Consequently, the MCA will not be replying to his future letters.
The ruling has angered Mr Haslam, who was addicted to Ativan for 10 years before he weaned himself off the prescribed benzodiazepine drug.
He suffers long-term health problems and brain damage as a result and gets a disabled living allowance.
He said: "The real reason for the banning is because I'm getting too near the truth on benzodiazepine drugs for the MCA to cope with.
"I will be asking my MP Phil Woolas to make an official complaint to the Parliamentary Ombudsman, on my behalf, after discussing this with him."
Mr Haslam has researched the known effects of the drug and prescribing practices over many years.
He believes there was a massive delay between drug companies acknowledging research which showed how addictive the drugs were and prescribing practices and drug advisory sheets being changed.

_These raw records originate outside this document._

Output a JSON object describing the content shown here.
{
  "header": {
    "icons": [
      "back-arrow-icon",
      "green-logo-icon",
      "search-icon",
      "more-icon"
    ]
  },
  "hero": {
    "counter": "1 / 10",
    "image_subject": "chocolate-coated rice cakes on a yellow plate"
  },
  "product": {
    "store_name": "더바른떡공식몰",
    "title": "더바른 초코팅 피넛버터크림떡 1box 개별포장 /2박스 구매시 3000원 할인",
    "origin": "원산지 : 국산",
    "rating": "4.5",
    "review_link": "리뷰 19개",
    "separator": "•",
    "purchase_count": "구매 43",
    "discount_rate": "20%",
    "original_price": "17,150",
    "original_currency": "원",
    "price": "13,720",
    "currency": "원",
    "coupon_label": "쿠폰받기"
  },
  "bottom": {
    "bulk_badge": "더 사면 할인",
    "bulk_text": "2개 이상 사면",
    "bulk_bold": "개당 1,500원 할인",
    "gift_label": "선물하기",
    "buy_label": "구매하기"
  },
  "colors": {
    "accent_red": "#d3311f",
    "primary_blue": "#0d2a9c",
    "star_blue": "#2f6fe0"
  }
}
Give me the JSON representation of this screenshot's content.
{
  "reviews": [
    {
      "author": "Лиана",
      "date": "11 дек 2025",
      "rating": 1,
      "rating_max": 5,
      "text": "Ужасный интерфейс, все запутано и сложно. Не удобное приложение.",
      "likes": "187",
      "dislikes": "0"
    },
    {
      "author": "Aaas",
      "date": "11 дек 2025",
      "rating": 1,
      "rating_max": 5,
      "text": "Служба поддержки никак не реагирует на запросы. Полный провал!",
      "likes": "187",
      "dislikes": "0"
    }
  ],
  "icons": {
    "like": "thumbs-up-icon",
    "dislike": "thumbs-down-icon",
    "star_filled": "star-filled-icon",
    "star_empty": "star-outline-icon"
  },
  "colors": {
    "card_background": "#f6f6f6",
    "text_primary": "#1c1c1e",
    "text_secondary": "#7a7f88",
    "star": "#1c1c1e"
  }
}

This delay led to many more people being prescribed the drugs to which they subsequently also became addicted, he says.
He has also campaigned to get the drugs reclassified from Class C to Class A, because of the number of deaths they cause, according to Home Office statistics.
Junior Health Minister Hazel Blears said the Home Office classified drugs according to misuse by addicts, not according to legitimate prescribed use by doctors. But new legislation was planned to control the import, export and possession of 33 benzodiazepines and eight other substances.
She added: "The volume of benzodiazepines prescribed in the UK has fallen by over a third since its peak in 1979, and we are hopeful it will continue to fall in the context of changes in knowledge and guidance."